Cynthia Campbell, of Mayfield, accompanied her husband to a pulmonologist appointment a few months ago. While there, she caught a glimpse of a sign detailing eligibility requirements for low dose CT scans, a screening test for lung cancer. Seeing that she met the eligibility requirements, Campbell soon set up a screening appointment for her peace-of-mind.
That June appointment may have saved her life.
“I could not imagine what my life would be like if I did not have this [screening] done,” Campbell said.
Campbell said she was not feeling any symptoms of lung cancer, and had thought nothing would show up on her lung cancer screening. Nonetheless, she set up the appointment to be on the safe side, especially since she has a family history of lung cancer. The low dose CT scan was a quick and painless procedure, Campbell attested.
To her shock, the scan revealed a suspicious mass on her left lung.
Campbell was quickly connected with doctors and medical staff at Baptist Health Paducah and other offices, including Baptist Health Paducah cardiothoracic surgeon Dr. Austin Ward. Through tests and biopsies, Campbell said doctors determined her cancer was a Stage 1 adenocarcinoma, meaning that it was confined to her lung and had not spread throughout her body.
In a matter of weeks, Campbell said Ward had her scheduled for surgery in August to remove the tumor and the upper left lobe of her lungs. However, Campbell said while in surgery, Ward also removed lymph nodes that a pathology report later revealed contained cancer cells, meaning her lung cancer was starting to spread and was in Stage 2B just weeks after she received the Stage 1 diagnosis.
Campbell is now working with an oncologist at Baptist Health Paducah and will soon begin a three-month chemotherapy treatment to treat the remaining cancer and to hopefully make sure the cancer does not spread.
Because doctors and medical staff were able to identify Campbell’s cancer early, Ward said Campbell, and other patients diagnosed with lung cancer at early stages, has a much better chance of successfully treating the disease and has a lower mortality rate compared to those diagnosed with lung cancer in later stages.
“Lung cancer screenings made a huge difference in lung cancer outcomes and we’ve actually decreased the mortality of the disease recently. And that’s mainly because we find it at an earlier stage, like Ms. Campbell’s,” Ward said.
“When we can find it at an earlier stage, people can survive it, and they have great outcomes.”
Historically, many lung cancer patients did not know they had the disease until they started developing symptoms, which is usually in later stages of the disease once it has spread throughout the body. By that point in the disease, Ward said effective treatment options are limited.
In recent years, low dose CT scans have been developed as a way to try and identify lung cancer in earlier stages in patients that meet certain criteria. Identifying lung cancer in early stages statistically gives better odds of survival to patients compared to finding lung cancer in later stages. A National Lung Screening Trial study of 53,000 heavy smokers found that patients who got a CT scan every year for three had a 20% reduction in risk of dying from lung cancer.

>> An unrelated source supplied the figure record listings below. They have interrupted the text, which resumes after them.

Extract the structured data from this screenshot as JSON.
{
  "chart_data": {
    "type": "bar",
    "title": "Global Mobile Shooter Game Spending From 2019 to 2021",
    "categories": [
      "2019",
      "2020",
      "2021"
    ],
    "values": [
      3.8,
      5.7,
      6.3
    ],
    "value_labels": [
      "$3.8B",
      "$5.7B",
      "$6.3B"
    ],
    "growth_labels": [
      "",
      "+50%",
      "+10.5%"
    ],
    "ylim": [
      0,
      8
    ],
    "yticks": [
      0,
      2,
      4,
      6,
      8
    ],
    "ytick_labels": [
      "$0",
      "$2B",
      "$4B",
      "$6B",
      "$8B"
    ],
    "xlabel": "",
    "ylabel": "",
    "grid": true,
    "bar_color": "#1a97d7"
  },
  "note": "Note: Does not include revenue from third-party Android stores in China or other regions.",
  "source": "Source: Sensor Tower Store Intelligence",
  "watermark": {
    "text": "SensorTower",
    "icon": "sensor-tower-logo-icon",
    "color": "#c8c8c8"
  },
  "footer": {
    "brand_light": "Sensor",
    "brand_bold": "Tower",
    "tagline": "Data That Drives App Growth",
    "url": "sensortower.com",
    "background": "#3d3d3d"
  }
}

With how fast her cancer began to spread between her screening and her surgery, Campbell said she could not imagine what her outcome may have been had not seen the lung cancer screening eligibility sign or if she held off on scheduling a screening appointment.
Last year, the United States Preventative Service Task Force (USPSTF) updated its eligibility requirements for patients to qualify for a low dose CT scan, which expanded the eligible population for the lung cancer screening.
Adults between the ages of 50 and 80 years old (or 50 to 77 years old for patients with Medicare) who have a 20 pack-year smoking history (the average number of cigarette packs smoked per day multiplied by the number of years smoking) and either currently smoke or have quit in the last 15 years are eligible for this lung cancer screening.
Kentucky has the highest lung cancer incidence rate in the nation and the second-highest smoking rate, according to the American Lung Association.
Baptist Health Paducah staff are also hoping with more people eligible for the low dose CT screening to see more people get screened. Nationally, according to the American Lung Association, only 6% of eligible patients (under the USPSTF’s previous eligibility guidelines prior to the 2021 eligibility expansion) took advantage of low dose CT screenings. Kentucky, however, had the nation’s fourth-highest screening rate with 13% of eligible patients getting screened for lung cancer.
Baptist Health Paducah plans to keep posters and signs with the updated lung cancer screening eligibility requirements on its campus and in offices so that patients like Campbell can see if they are eligible and perhaps be motivated to get screened.